The Cessna 350 Corvalis is a composite construction, single-engine, normally aspirated, fixed-gear, low-wing general aviation aircraft that was built by Cessna Aircraft until the end of 2010.

The aircraft was formerly built by Columbia Aircraft and called the Columbia 350 until late 2007.

==Design and development==

===Columbia 300===
Developed as the Model LC40-550FG (for Lancair Certified, Model 40, Continental 550 engine, Fixed Gear) and marketed under the name Columbia 300, the aircraft was certified on September 18, 1998. Deliveries began in February 2000.

The 300 is powered by a Teledyne Continental Model IO-550-N engine of 310 horsepower (230 kW) at 2700 rpm. The aircraft's maximum takeoff weight is 3400 lb (1542 kg) and the maximum landing weight is 3230 lb (1465 kg).

The 300 has a certified airframe life of 25,200 flight hours.

===Columbia 350===
The Columbia 300 was upgraded with a glass cockpit and other improvements developed for the turbocharged Columbia 400. It was certified on March 30, 2003 as the Model LC42-550FG (for Lancair Certified, Model 42, Continental 550 engine, Fixed Gear) and marketed as the Columbia 350.

Like the 300, the 350 is powered by a Teledyne Continental IO-550-N powerplant producing 310 horsepower (230 kW) at 2700 rpm. The 350 has the same takeoff and landing weights as the 300; maximum takeoff weight is 3400 lb (1542 kg) and the maximum landing weight is 3230 lb (1465 kg).

Like the 300 and 400, the 350 has a certified airframe life of 25,200 flight hours.

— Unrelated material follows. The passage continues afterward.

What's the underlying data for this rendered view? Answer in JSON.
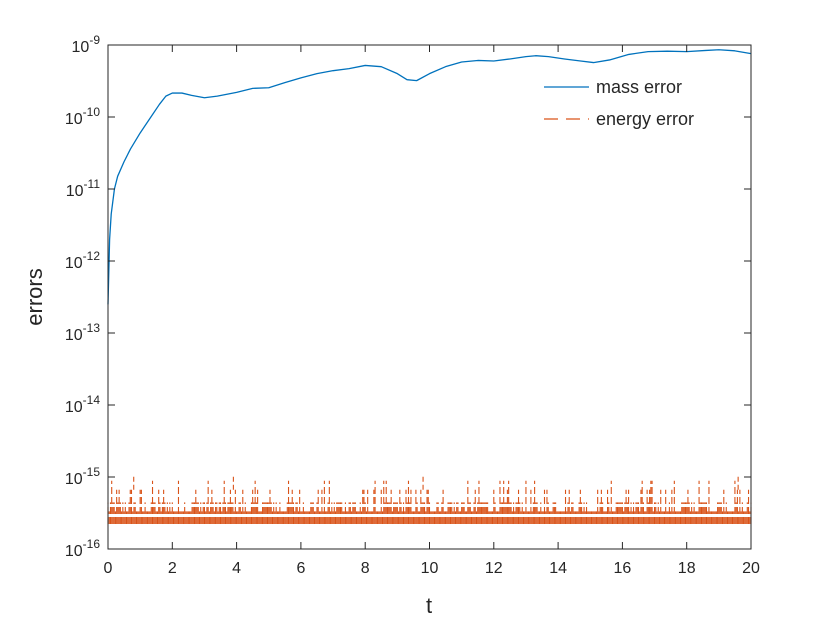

Initially sold simply as the Cessna 350, the aircraft was given the marketing name Corvalis by Cessna on 14 January 2009. The name is a derivation of the town of Corvallis, Oregon, which is west of the Bend, Oregon, location of the Cessna plant that built the aircraft, prior to closing the plant and relocating production to Independence, Kansas, in 2009.

In April 2009, Cessna announced that it would close the Bend, Oregon factory where the Cessna 350 was produced and move production to Independence, Kansas, with the composite construction moved to Mexico. The production line was restarted in October 2009 at the Cessna Independence paint facility, initially at a rate of one aircraft in six months. This was to allow the new workers, plus the 30 employees transferred from Bend, to gain experience and also allow Cessna the opportunity to retail its unsold inventory of Cessna 350s and 400s. The company had anticipated moving the 350/400 production into a permanent facility by the end of 2009.

In December 2010, a Cessna 400 that was being test flown at the factory developed a fuel leak, the cause of which was determined to be that the aircraft had "suffered a significant structural failure in the wing during a production acceptance flight test. The wing skin disbonded from the upper forward wing spar. The length of the disbond was approximately 7 feet." As a result, the FAA issued an Emergency Airworthiness Directive affecting seven Cessna 400s and one 350, all on the production line. The AD did not affect any customer aircraft in service, but did delay deliveries.

In March 2011, Cessna announced that the model was out of production and removed marketing information from its website.